One staggering aspect of the American society is the level of inequality, in particular when it comes to wealth and race. The top 1% holds 15x more wealth than the bottom 50% combined. One often hears democrats complain that the rich have political power to cut their taxes to almost nothing, sometimes literally nothing. In fact, Jeff Bezos, the richest man in the world at that point, paid no federal income taxes in 2007 or in 2011. The 400 richest Americans pay a much lower overall tax rate than almost anyone else. What the democrats seem to forget is that every American use the same tax system, created by the politicians, both democrats and republicans, and within the framework of the system, many legally pay zero taxes. The problem is not one political party or the taxpayers, the problem is the tax system combined with political unwillingness to change it. 

About 50% of Americans pay no income tax and about 50% of corporations pay no tax. Clearly something is wrong with a system full of deductibles, but the American population is not the issue. As the tax system is built on deductions, the more assets and wealth you have, the more deductions you can take, thereby reducing and minimizing the tax you pay. 

In so many cases in America, the problem is systematic, created by politicians. Another area of inequality is that the racial wealth gap is even starker. The typical black household owns just 13 cents of wealth for every dollar of wealth owned by the typical white household. Black people are jailed at 6x the rate of white people in the U.S. The creation of black segregated ghettos, poor education, unemployment, crimes and drug use have made it difficult for blacks to get a chance in society, but also here, it is a structural deliberate creation of an underclass. There seems to be limited or no interest to change this. 

Teddy Roosevelt, the 26th president, once mentioned that “a small class of enormously wealthy and economically powerful men, whose chief object is to hold and increase their power, could destroy American democracy.” 

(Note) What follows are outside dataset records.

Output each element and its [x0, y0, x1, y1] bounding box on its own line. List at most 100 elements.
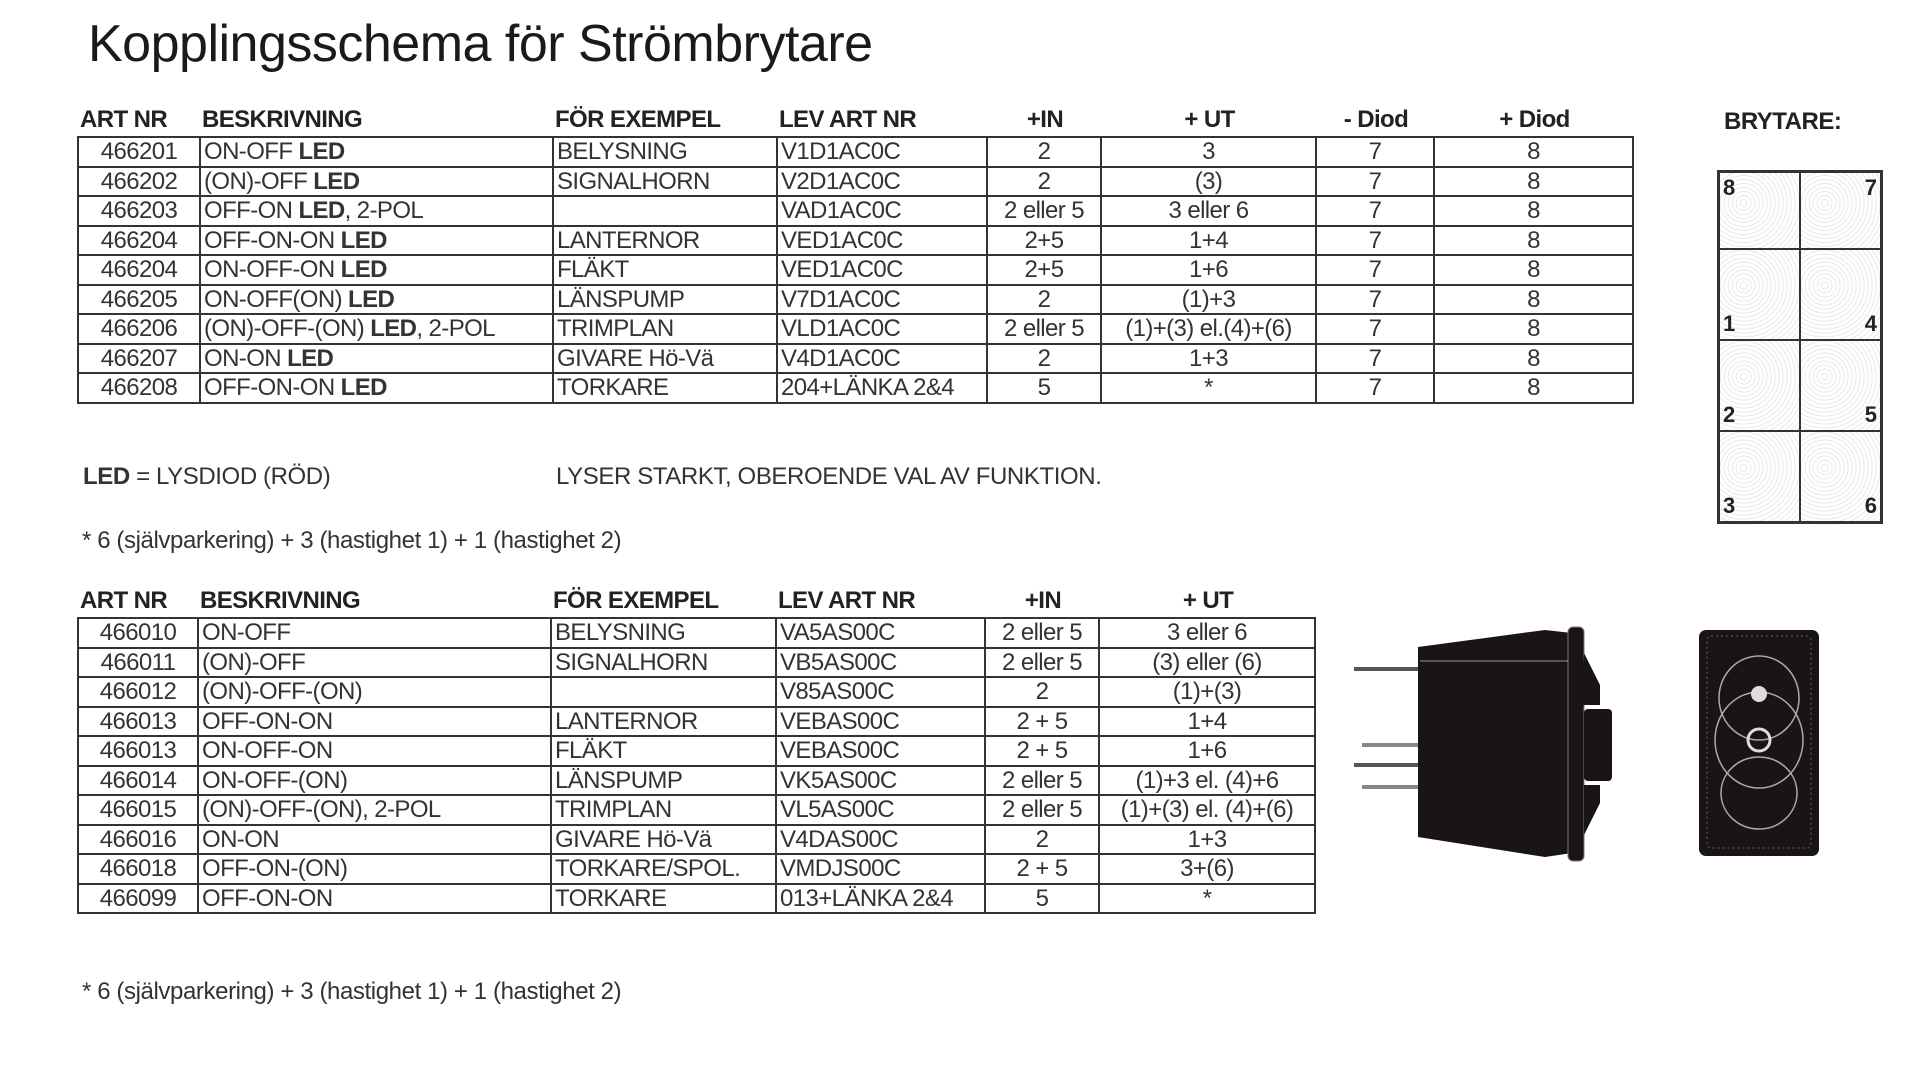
column-header: + UT	[1182, 587, 1234, 614]
switch-side-view-image	[1354, 626, 1612, 862]
cell-art: 466018	[77, 853, 199, 885]
desc-text: OFF-ON	[204, 197, 299, 225]
column-header: +IN	[1026, 106, 1064, 133]
table-row: 466099 OFF-ON-ON TORKARE 013+LÄNKA 2&4 5 *	[77, 882, 1316, 914]
cell-art: 466204	[77, 224, 201, 256]
cell-lev: V2D1AC0C	[776, 165, 988, 197]
desc-text: ON-OFF-ON	[204, 256, 341, 284]
cell-dplus: 8	[1433, 254, 1634, 286]
cell-ut: *	[1100, 372, 1317, 404]
cell-ex: TORKARE/SPOL.	[550, 853, 777, 885]
table-row: 466203 OFF-ON LED, 2-POL VAD1AC0C 2 eller 5…	[77, 195, 1634, 227]
led-tag: LED	[370, 315, 417, 343]
column-header: +IN	[1024, 587, 1062, 614]
pin-diagram: 8 7 1 4 2 5 3 6	[1717, 170, 1883, 524]
cell-in: 2 eller 5	[984, 646, 1100, 678]
cell-ut: (1)+(3) el. (4)+(6)	[1098, 794, 1316, 826]
table-row: 466014 ON-OFF-(ON) LÄNSPUMP VK5AS00C 2 eller…	[77, 764, 1316, 796]
cell-lev: VED1AC0C	[776, 224, 988, 256]
pin-number: 7	[1864, 175, 1877, 200]
cell-ex: FLÄKT	[552, 254, 778, 286]
cell-dminus: 7	[1315, 372, 1435, 404]
cell-dplus: 8	[1433, 372, 1634, 404]
cell-desc: OFF-ON LED, 2-POL	[199, 195, 554, 227]
cell-dplus: 8	[1433, 195, 1634, 227]
table-row: 466208 OFF-ON-ON LED TORKARE 204+LÄNKA 2&4 5…	[77, 372, 1634, 404]
column-header: FÖR EXEMPEL	[555, 106, 721, 133]
cell-ut: 1+4	[1100, 224, 1317, 256]
pin-number: 6	[1864, 493, 1877, 518]
pin-number: 3	[1723, 493, 1736, 518]
cell-lev: VED1AC0C	[776, 254, 988, 286]
table-row: 466207 ON-ON LED GIVARE Hö-Vä V4D1AC0C 2 1+3 7…	[77, 342, 1634, 374]
cell-ex: GIVARE Hö-Vä	[552, 342, 778, 374]
column-header: FÖR EXEMPEL	[553, 587, 719, 614]
cell-in: 2	[986, 283, 1102, 315]
cell-art: 466207	[77, 342, 201, 374]
column-header: - Diod	[1343, 106, 1409, 133]
table-row: 466016 ON-ON GIVARE Hö-Vä V4DAS00C 2 1+3	[77, 823, 1316, 855]
cell-art: 466013	[77, 735, 199, 767]
cell-lev: VAD1AC0C	[776, 195, 988, 227]
footnote: * 6 (självparkering) + 3 (hastighet 1) +…	[82, 527, 622, 554]
cell-lev: V4D1AC0C	[776, 342, 988, 374]
cell-dminus: 7	[1315, 195, 1435, 227]
cell-dminus: 7	[1315, 342, 1435, 374]
cell-ut: 3	[1100, 136, 1317, 168]
cell-dminus: 7	[1315, 136, 1435, 168]
standard-switch-table: ART NR BESKRIVNING FÖR EXEMPEL LEV ART NR +I…	[77, 585, 1316, 914]
cell-art: 466205	[77, 283, 201, 315]
pin-number: 1	[1723, 311, 1736, 336]
cell-lev: VEBAS00C	[775, 735, 986, 767]
column-header: ART NR	[80, 106, 168, 133]
cell-desc: ON-OFF-ON	[197, 735, 552, 767]
cell-dminus: 7	[1315, 254, 1435, 286]
desc-text: ON-OFF(ON)	[204, 285, 349, 313]
cell-ut: (1)+(3) el.(4)+(6)	[1100, 313, 1317, 345]
cell-lev: V85AS00C	[775, 676, 986, 708]
cell-lev: 013+LÄNKA 2&4	[775, 882, 986, 914]
cell-in: 5	[984, 882, 1100, 914]
cell-ex: TORKARE	[550, 882, 777, 914]
pin-cell: 6	[1800, 431, 1881, 522]
cell-desc: OFF-ON-(ON)	[197, 853, 552, 885]
cell-lev: VMDJS00C	[775, 853, 986, 885]
cell-dplus: 8	[1433, 313, 1634, 345]
column-header: ART NR	[80, 587, 168, 614]
table-row: 466013 OFF-ON-ON LANTERNOR VEBAS00C 2 + 5 1+4	[77, 705, 1316, 737]
cell-art: 466014	[77, 764, 199, 796]
cell-ut: *	[1098, 882, 1316, 914]
cell-dminus: 7	[1315, 313, 1435, 345]
cell-desc: (ON)-OFF	[197, 646, 552, 678]
desc-suffix: , 2-POL	[416, 315, 495, 343]
led-tag: LED	[340, 374, 388, 402]
cell-desc: OFF-ON-ON LED	[199, 224, 554, 256]
cell-lev: VB5AS00C	[775, 646, 986, 678]
cell-lev: V4DAS00C	[775, 823, 986, 855]
cell-ex: BELYSNING	[550, 617, 777, 649]
cell-dplus: 8	[1433, 224, 1634, 256]
pin-cell: 8	[1719, 172, 1800, 249]
cell-ut: (3)	[1100, 165, 1317, 197]
table-header-row: ART NR BESKRIVNING FÖR EXEMPEL LEV ART NR +I…	[78, 104, 1633, 137]
cell-in: 2 + 5	[984, 705, 1100, 737]
cell-ut: 1+6	[1098, 735, 1316, 767]
table-row: 466201 ON-OFF LED BELYSNING V1D1AC0C 2 3 7 8	[77, 136, 1634, 168]
cell-lev: VL5AS00C	[775, 794, 986, 826]
cell-in: 2 eller 5	[984, 794, 1100, 826]
cell-desc: ON-OFF-(ON)	[197, 764, 552, 796]
pin-number: 8	[1723, 175, 1736, 200]
pin-cell: 1	[1719, 249, 1800, 340]
column-header: + Diod	[1499, 106, 1570, 133]
cell-ut: 3 eller 6	[1100, 195, 1317, 227]
cell-ex: GIVARE Hö-Vä	[550, 823, 777, 855]
cell-in: 2+5	[986, 224, 1102, 256]
pin-cell: 5	[1800, 340, 1881, 431]
led-switch-table: ART NR BESKRIVNING FÖR EXEMPEL LEV ART NR +I…	[77, 104, 1634, 404]
table-row: 466015 (ON)-OFF-(ON), 2-POL TRIMPLAN VL5AS0…	[77, 794, 1316, 826]
desc-text: OFF-ON-ON	[204, 374, 341, 402]
column-header: BESKRIVNING	[200, 587, 361, 614]
cell-lev: VLD1AC0C	[776, 313, 988, 345]
cell-ex: SIGNALHORN	[552, 165, 778, 197]
cell-in: 2 eller 5	[986, 313, 1102, 345]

Today, the wealthy do not necessarily aim to destroy democracy, but the establishment do not seem to understand that a change of the tax system is crucial to reduce inequality, reduce poverty, increase federal revenues and to make everyone pay a fair amount of taxes. The same unwillingness to change status quo seems to be the case for race related poverty and inequality. For some reason these problems are not on the agenda in Washington.